Biografias estão em alta. A busca das editoras por histórias de celebridades, artistas, jogadores de futebol, empresários, entre outros, é recorrente, e com frequência essas publicações ganham destaque nas prateleiras das livrarias. Uma questão a ser colocada é quanto ao uso dos termos “biografia” e “autobiografia”, devido ao fato de que muitas obras intituladas autobiografias não são de fato escritas pelo biografado. São, na verdade, relatos para um jornalista ou escritor, que compila os depoimentos para o livro, utilizando-se do recurso do uso da primeira pessoa na narrativa.

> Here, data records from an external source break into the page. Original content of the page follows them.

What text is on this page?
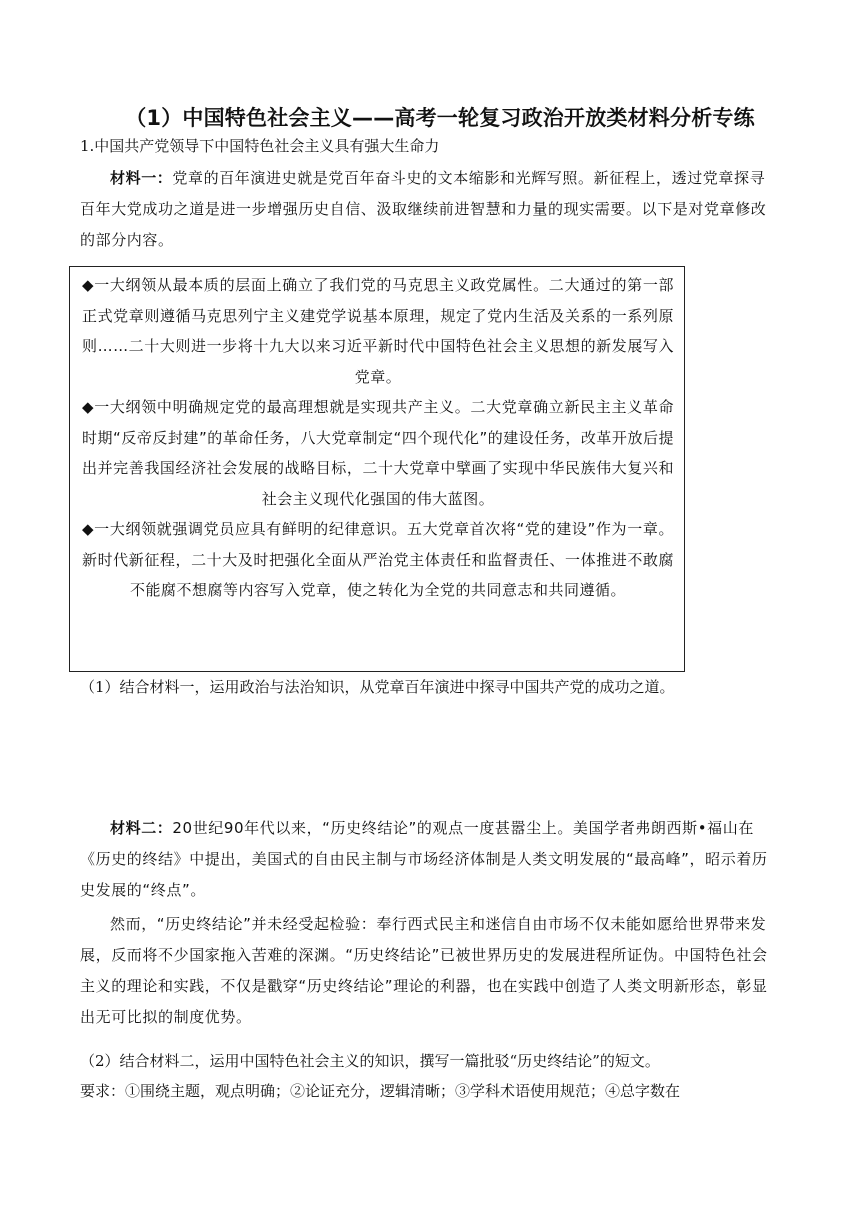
（1）中国特色社会主义——高考一轮复习政治开放类材料分析专练
1.中国共产党领导下中国特色社会主义具有强大生命力
材料一：党章的百年演进史就是党百年奋斗史的文本缩影和光辉写照。新征程上，透过党章探寻百年大党成功之道是进一步增强历史自信、汲取继续前进智慧和力量的现实需要。以下是对党章修改的部分内容。

◆一大纲领从最本质的层面上确立了我们党的马克思主义政党属性。二大通过的第一部正式党章则遵循马克思列宁主义建党学说基本原理，规定了党内生活及关系的一系列原则……二十大则进一步将十九大以来习近平新时代中国特色社会主义思想的新发展写入党章。

◆一大纲领中明确规定党的最高理想就是实现共产主义。二大党章确立新民主主义革命时期“反帝反封建”的革命任务，八大党章制定“四个现代化”的建设任务，改革开放后提出并完善我国经济社会发展的战略目标，二十大党章中擘画了实现中华民族伟大复兴和社会主义现代化强国的伟大蓝图。

◆一大纲领就强调党员应具有鲜明的纪律意识。五大党章首次将“党的建设”作为一章。新时代新征程，二十大及时把强化全面从严治党主体责任和监督责任、一体推进不敢腐不能腐不想腐等内容写入党章，使之转化为全党的共同意志和共同遵循。

（1）结合材料一，运用政治与法治知识，从党章百年演进中探寻中国共产党的成功之道。
材料二：20世纪90年代以来，“历史终结论”的观点一度甚嚣尘上。美国学者弗朗西斯•福山在《历史的终结》中提出，美国式的自由民主制与市场经济体制是人类文明发展的“最高峰”，昭示着历史发展的“终点”。
然而，“历史终结论”并未经受起检验：奉行西式民主和迷信自由市场不仅未能如愿给世界带来发展，反而将不少国家拖入苦难的深渊。“历史终结论”已被世界历史的发展进程所证伪。中国特色社会主义的理论和实践，不仅是戳穿“历史终结论”理论的利器，也在实践中创造了人类文明新形态，彰显出无可比拟的制度优势。
（2）结合材料二，运用中国特色社会主义的知识，撰写一篇批驳“历史终结论”的短文。
要求：①围绕主题，观点明确；②论证充分，逻辑清晰；③学科术语使用规范；④总字数在
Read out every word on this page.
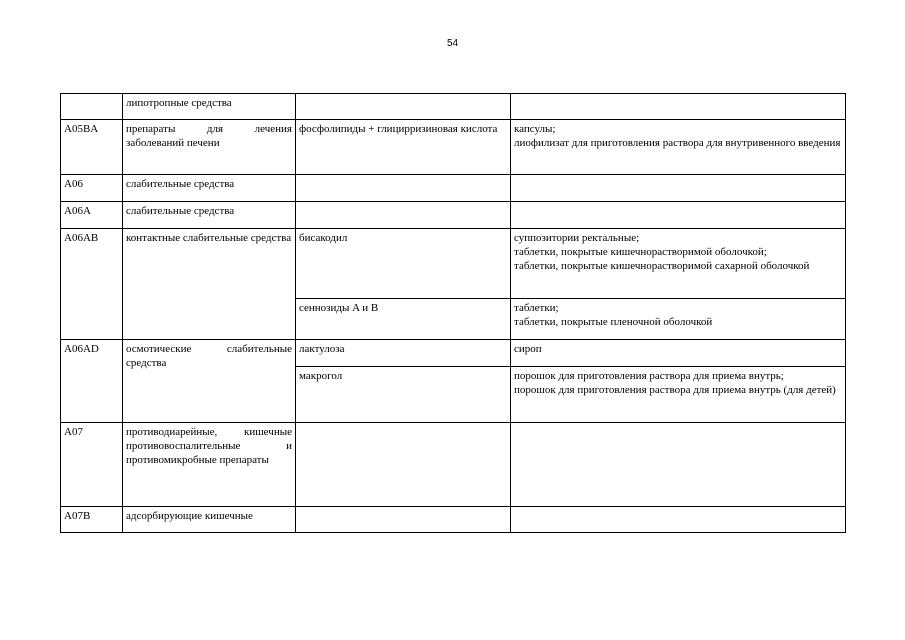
54
	липотропные средства		
A05BA	препараты для лечения заболеваний печени	фосфолипиды + глицирризиновая кислота	капсулы;
лиофилизат для приготовления раствора для внутривенного введения

A06	слабительные средства		
A06A	слабительные средства		
A06AB	контактные слабительные средства	бисакодил	суппозитории ректальные;
таблетки, покрытые кишечнорастворимой оболочкой;
таблетки, покрытые кишечнорастворимой сахарной оболочкой

		сеннозиды A и B	таблетки;
таблетки, покрытые пленочной оболочкой

A06AD	осмотические слабительные средства	лактулоза	сироп

		макрогол	порошок для приготовления раствора для приема внутрь;
порошок для приготовления раствора для приема внутрь (для детей)

A07	противодиарейные, кишечные противовоспалительные и противомикробные препараты		
A07B	адсорбирующие кишечные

Nesses casos, a produção costuma ser acompanhada pelo perfilado. Hélio Sussekind, editor do selo Primeira Pessoa, da Sextante, conta que essa estratégia funciona como proteção para a editora, pois assegura a voz do biografado e evita problemas na publicação, como reclamações do perfilado e até mesmo tentativas de barrar a venda do livro. “Enquanto não houver uma legislação que proteja mais a editora, é mais seguro fazer dessa maneira”, explica Sussekind, que, este ano, planeja lançar as autobiografias do lutador Anderson Silva e do secretário de Segurança Pública do Rio de Janeiro, José Beltrame. Segundo o editor, quando o biógrafo emprega a primeira pessoa – como se quem escrevesse fosse o próprio biografado –, mantém distância de suas próprias opiniões e sustenta as versões e os argumentos de quem será perfilado.